Metal Bridge and Tursdale
To the north west of the Cornforths is the little village of Metal Bridge on the road towards the Thinford roundabout (near Spennymoor). The road here is crossed by a railway bridge in Bridge Street that carries the East Coast mainline. The village is on the west side of the bridge and is the site of a pub called The Poachers.
Under the bridge and a little further to the east there is a pub and country house hotel called The Old Mill, that was one of the old mills associated with Cornforth. The building began as a paper mill in 1813 and then operated as both a paper and corn mill until 1890.
The mill was once called Thinford Mill and it is interesting that despite the name there does not appear to be an actual stream at Thinford itself. The Coxhoe Beck flows just a few meters to the west of the Old Mill pub and the water mill was worked by the channel of a mill race connected to the beck.
Just to the north of Metal Bridge the Leamside railway line or at least its course (most of this line has been uprooted) joins the main line at nearby Tursdale.
Tursdale is another Viking name (as is Croxdale to the north) and was originally called Trillesdene or Trellesden. It means the dene or valley belonging to Thrall or Thrylli, the dene in question being that of the Tursdale Beck between Croxdale and Hett.
This little grouping of Viking names seems to be associated with the upper part of the Skerne valley and neighbouring tributaries of the Wear to the north of the Ferryhill Carrs.

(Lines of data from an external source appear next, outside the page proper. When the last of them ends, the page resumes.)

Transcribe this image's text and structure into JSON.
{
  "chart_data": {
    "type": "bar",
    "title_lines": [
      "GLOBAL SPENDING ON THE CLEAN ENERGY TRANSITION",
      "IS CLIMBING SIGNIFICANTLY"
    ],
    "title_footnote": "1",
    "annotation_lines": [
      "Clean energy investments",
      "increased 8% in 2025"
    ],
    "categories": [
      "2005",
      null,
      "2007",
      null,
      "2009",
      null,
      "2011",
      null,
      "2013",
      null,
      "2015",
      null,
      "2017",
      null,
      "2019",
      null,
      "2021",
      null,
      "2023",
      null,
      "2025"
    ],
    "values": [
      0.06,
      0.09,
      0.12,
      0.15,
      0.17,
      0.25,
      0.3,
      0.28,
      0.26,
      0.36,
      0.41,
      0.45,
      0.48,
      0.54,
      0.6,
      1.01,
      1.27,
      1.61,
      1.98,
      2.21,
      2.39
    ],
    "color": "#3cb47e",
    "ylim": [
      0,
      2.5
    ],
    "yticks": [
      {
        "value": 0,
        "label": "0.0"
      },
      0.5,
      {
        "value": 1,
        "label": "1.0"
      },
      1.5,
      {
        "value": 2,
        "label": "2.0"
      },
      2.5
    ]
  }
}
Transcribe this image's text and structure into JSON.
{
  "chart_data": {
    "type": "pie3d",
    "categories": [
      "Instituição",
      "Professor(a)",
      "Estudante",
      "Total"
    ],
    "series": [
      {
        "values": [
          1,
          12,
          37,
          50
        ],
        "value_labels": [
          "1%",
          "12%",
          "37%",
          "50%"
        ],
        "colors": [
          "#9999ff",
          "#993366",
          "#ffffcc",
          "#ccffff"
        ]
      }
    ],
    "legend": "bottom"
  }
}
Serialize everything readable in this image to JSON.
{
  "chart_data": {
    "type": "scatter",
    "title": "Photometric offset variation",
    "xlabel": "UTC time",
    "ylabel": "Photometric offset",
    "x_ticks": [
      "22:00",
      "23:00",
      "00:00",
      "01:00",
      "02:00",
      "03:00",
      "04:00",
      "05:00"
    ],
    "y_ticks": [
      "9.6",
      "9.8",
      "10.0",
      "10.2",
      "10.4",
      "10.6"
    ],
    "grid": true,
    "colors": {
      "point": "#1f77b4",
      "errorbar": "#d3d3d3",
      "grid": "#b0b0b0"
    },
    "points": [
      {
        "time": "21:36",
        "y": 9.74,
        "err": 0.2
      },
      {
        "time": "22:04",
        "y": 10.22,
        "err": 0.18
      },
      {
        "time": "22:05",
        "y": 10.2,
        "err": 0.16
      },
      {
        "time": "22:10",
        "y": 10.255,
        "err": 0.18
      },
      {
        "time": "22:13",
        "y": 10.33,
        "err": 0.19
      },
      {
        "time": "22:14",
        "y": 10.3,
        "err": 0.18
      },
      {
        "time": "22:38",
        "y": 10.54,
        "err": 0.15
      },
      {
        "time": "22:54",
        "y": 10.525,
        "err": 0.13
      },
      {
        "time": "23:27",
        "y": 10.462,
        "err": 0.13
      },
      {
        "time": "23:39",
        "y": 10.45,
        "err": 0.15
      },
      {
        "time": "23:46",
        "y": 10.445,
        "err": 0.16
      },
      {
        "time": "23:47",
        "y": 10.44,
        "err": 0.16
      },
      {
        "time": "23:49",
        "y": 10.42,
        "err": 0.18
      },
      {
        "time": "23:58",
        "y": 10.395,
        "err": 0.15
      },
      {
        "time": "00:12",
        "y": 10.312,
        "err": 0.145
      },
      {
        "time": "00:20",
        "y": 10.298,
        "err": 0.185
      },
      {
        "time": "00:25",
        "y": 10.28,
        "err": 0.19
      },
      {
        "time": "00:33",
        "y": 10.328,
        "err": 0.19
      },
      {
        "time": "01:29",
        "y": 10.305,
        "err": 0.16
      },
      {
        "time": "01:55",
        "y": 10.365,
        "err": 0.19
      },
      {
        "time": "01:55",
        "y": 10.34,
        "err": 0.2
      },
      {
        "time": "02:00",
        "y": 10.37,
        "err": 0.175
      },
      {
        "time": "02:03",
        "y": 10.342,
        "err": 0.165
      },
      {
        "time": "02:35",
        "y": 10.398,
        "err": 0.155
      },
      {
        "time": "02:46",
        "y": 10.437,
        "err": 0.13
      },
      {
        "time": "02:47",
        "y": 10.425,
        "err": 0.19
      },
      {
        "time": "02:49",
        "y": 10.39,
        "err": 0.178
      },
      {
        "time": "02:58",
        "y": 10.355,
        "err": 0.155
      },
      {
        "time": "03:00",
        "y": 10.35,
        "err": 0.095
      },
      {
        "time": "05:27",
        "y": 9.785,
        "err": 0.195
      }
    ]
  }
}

Viking place-names are virtually absent to the north of Durham City.
Just along the A688 to the north of Tursdale near the junction with the motorway at Bowburn is the massive white building of an Amazon distribution centre.
Bowburn is named from the Bowburn Beck – or simply the Bow Burn, which flows in the shape of a bow, though in distant times it was known as the Wedhope Burn. Much of the stream runs in a culvert through Bowburn.
A Bowburn Colliery was opened about 1840 by John Robson and Ralph Ward Jackson but was a small mine close to Coxhoe where the motorway interchange is today. Bowburn as a village was then yet to come into existence being only a tiny hamlet with some neighbouring pubs located on the road to Stockton which more or less follows the Roman Road that continues south through Coxhoe.
When the Teesside iron firm, Bell Brothers who already operated nearby Tursdale Colliery opened a larger Bowburn Colliery at Bowburn itself in 1908 it brought about the birth of the mining village of Bowburn. Bowburn Colliery and possibly the village were originally going to be named ‘New Tursdale’ by the mine owners.
Bowburn Colliery closed in 1967 and in recent years Bowburn has grown with new housing estates conveniently situated for commuters with access to the nearby motorway. Bowburn Hall Hotel to the west towards the distinctive hill of the Quarrington ‘Heugh’ was a former colliery agent’s house called Bowburn Grange and dates from the 1920s. It later served as offices for the National Coal Board.